FRANCESCO: È un momento particolare. Si parla a un pubblico più vasto, che cambia molto rapidamente. Grandi opportunità e collisioni, meno indipendenza, più media anche piccoli per dire grandi cose.
Dal canto mio, sto vivendo un’esperienza meravigliosa. Sono dentro una maison dove si lavora tutti i giorni cercando di creare un’opera inedita.
LAWRENCE: Quando ti ho conosciuto eri rasato, magrissimo, vestito di nero. Oggi sei una specie di portatore di colore e di morbidezze… cosa è il colore per te? Un integratore o un alimento? FRANCESCO: È assolutamente da mangiare. Io mi identifico molto nel colore. Ci sono pochissime cose nere nel mio armadio, e quelle poche cose servono a ridefinire meglio il mio colore o il mio umore dentro il colore.
LAWRENCE: Anche Marni si definisce nel colore? FRANCESCO: Sicuramente la prima impressione che hai di Marni è il forte senso del colore. Colori come segno di carattere e di controversia perché mettono insieme concetti e idee contrapposti. E dietro i colori, le anime degli oggetti e delle persone che li indossano. LAWRENCE: Marni ha un mistero nel suo dna. Come lo descriveresti?
FRANCESCO: Lo descriverei come il trailer riuscito di un gran bel film. Il mistero di Marni risiede in quella scatola dove tutti siamo diversi… Nel nostro team ci sono persone che vengono da tutto il mondo, e questo genera un’opera composta da tante menti. LAWRENCE: E come si fa oggi a divulgare il verbo non tradendo il segreto?

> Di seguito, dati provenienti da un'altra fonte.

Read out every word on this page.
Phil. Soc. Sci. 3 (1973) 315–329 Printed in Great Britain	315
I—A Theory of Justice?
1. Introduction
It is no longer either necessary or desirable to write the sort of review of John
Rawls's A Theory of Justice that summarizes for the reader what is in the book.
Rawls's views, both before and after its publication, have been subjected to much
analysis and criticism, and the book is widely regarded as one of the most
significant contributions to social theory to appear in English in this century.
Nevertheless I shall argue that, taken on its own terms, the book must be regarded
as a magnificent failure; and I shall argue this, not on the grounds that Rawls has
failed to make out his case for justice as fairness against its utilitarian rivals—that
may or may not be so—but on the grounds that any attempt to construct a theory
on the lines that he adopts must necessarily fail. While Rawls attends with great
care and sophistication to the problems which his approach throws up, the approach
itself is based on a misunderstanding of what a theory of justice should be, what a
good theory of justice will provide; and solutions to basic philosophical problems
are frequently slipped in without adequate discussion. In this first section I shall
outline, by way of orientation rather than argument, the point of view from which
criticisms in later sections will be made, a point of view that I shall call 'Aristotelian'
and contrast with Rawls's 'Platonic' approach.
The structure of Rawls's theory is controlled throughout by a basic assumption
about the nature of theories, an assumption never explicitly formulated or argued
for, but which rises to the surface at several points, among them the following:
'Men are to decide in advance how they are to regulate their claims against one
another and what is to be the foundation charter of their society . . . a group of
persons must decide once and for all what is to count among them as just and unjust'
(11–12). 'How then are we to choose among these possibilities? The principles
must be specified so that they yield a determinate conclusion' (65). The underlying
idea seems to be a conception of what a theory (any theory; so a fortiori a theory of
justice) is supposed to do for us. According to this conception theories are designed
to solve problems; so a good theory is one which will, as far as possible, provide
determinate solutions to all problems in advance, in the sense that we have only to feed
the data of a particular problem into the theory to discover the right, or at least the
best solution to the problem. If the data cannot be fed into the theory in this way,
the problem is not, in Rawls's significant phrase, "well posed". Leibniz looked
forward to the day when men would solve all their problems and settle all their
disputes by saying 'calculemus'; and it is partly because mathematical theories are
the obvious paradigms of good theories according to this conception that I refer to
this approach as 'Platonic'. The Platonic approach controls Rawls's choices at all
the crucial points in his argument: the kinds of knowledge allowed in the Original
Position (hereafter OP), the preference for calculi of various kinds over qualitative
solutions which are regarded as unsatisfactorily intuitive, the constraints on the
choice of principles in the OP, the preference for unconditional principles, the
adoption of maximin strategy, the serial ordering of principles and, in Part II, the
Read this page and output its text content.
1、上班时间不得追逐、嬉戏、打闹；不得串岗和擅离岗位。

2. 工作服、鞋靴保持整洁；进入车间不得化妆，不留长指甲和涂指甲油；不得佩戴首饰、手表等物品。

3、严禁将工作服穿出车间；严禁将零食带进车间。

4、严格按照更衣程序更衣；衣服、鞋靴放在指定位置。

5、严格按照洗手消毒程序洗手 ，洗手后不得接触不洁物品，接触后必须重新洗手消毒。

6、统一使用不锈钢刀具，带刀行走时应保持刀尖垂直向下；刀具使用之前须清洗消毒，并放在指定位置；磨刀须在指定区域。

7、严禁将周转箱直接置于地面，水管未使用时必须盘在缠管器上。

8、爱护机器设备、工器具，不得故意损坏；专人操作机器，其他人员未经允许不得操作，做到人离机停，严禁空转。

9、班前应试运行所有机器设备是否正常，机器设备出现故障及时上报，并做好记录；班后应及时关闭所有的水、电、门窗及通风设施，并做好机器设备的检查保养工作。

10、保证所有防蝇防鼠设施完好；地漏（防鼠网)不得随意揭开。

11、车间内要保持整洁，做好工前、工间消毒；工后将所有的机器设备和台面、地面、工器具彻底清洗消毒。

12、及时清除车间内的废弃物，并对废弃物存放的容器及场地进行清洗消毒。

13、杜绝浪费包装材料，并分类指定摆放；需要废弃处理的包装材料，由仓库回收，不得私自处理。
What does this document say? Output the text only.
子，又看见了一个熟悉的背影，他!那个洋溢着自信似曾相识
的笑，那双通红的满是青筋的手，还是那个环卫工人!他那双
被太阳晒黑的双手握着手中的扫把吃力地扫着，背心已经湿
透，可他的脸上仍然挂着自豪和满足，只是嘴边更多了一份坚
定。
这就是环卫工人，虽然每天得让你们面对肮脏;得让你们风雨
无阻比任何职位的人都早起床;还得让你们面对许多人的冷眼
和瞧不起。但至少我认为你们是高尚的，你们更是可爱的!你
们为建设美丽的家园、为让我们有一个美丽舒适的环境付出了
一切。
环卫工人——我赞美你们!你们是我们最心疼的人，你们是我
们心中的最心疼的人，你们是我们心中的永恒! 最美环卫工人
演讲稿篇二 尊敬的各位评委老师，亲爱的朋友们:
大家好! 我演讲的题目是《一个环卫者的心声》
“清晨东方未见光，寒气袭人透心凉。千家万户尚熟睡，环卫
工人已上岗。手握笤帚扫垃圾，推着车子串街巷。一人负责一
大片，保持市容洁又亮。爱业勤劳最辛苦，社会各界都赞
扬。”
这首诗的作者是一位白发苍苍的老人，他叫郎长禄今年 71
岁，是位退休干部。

FRANCESCO: FORSE SENZA QUESTA INTERVISTA? (sorride ironico). Un po’ di mistero serve sempre. Quindi bisogna cambiare direzione, o modo di pensare, rimanendo sempre coerenti con se stessi, ma in grado di ribaltare le proprie carte. LAWRENCE: La donna e l’uomo Marni camminano allo stesso ritmo?
FRANCESCO: Assolutamente sì… E probabilmente stanno diventando una cosa unica.
LAWRENCE: Ti ricordi quest’estate a Pantelleria quando sei diventato lo chef di casa? Quanto c’è del tuo metodo, del tuo processo creativo in quel modo di scegliere, preparare e presentare il cibo? FRANCESCO: Credo sia stata la prima volta in cui ho cucinato, perché avevo un bisogno disperato di continuare a fare qualcosa. Dopo una stagione di esperienze incredibili, questa “calma pantesca” mi ha portato verso la cucina… Quindi ho fatto un po’ tutto col mio istinto. Ho cercato di esprimermi attraverso il frigorifero. LAWRENCE: Racconti di mondi, realtà, situazioni che ti trasportano dentro di te. Sei consapevole di questo? Sei conscio di ciò che fai? FRANCESCO: NO, assolutamente no! E forse è meglio così, perché quella consapevolezza mi toglierebbe l’istinto di navigare dentro quelle polaroid che poi si alterano e cambiano aspetto diventando a un certo punto qualcos’altro.
LAWRENCE: Oggi la moda ha preso il posto della poesia: è veggente… Cosa ti va di narrare, cosa prevedi?
FRANCESCO: Mi piacerebbe andare verso l’idea di star bene. Siamo in un momento storico estremamente complicato, quindi un modo di vestire che ci connetta fra noi e ci metta in relazione con oggetti portatori di un valore… Be’, credo che sia un tributo al valore del tempo.
Forse, contrariamente al mantra “compra, consuma, butta”, l’unica cosa è realizzare oggetti-abiti intelligenti, in grado di creare legami intellettuali e affettivi che non vengano spazzati via dal tempo. LAWRENCE: Populence, retrovolution, resonance, playfulness… Queste sono le parole che abbiamo detto tante volte. Qual è il tuo Marni state of mind preferito?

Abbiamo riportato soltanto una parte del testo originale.